Introduction: Double-J ureteral stents are effective for urinary tract drainage including before and after stone management, but may serve as a nidus for infection through biofilm formation. Because antibiotics do not reduce stent-associated biofilms or infections, microbial-resistant materials and coatings are needed. We sought to determine the microbial and metabolite composition and interaction networks in stent biofilms and compare biofilm formation of isolated microbial strains from stents on different surface materials in vitro. We hypothesized that interaction networks would identify important species in biofilm communities, and that specific species and materials would exhibit variable biofilm formation.

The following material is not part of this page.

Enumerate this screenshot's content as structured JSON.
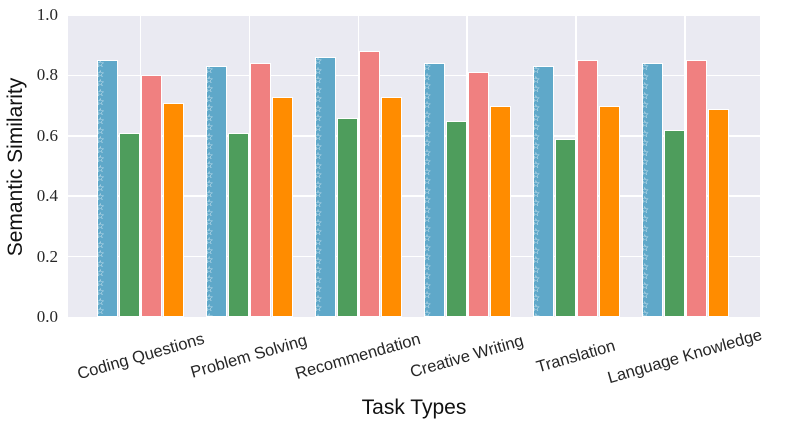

Methods: Patients scheduled for ureteral stent removal were consented per IRB-approved protocol. Upon removal, the proximal and distal ends were swabbed. Swabs, alongside controls, were subjected to 16S next-generation sequencing and metabolomics to determine composition and diversity. Data integration generated interaction networks. A continuous stir-tank CDC bioreactor was used to reconstitute and quantify in vitro biofilm formation from stent-isolated bacteria on materials including silicone, PTFE, polyurethane, polycarbonate, and titanium. Differences were analyzed with ANOVA and Bonferroni t-tests.
Results: 38 regions from 19 stents were analyzed. The most common microbial genera and metabolites included Sphingomonas, Lactobacillus, and diethanolamine (Fig. left and right, respectively). Interaction networks (Fig. center) demonstrated importance of Sphingomonas, Lactococcus, Peptoniphilus, and Enterococcus in biofilm communities. 5 of 5 tested microbial strains produced biofilms in the bioreactor and had significant differences among materials and strains, with Enterococcus faecalis the most prolific. Titanium consistently harbored the least biofilm formation.
Conclusions: All stents harbored bacteria, and microbe-metabolite interaction networks identified important genera within the biofilm community. Biofilm formation reconstituted in vitro demonstrated variation amongst metabolically important strains and materials. Our results inform efforts to design novel ureteral stent coatings and materials to prevent biofilm formation.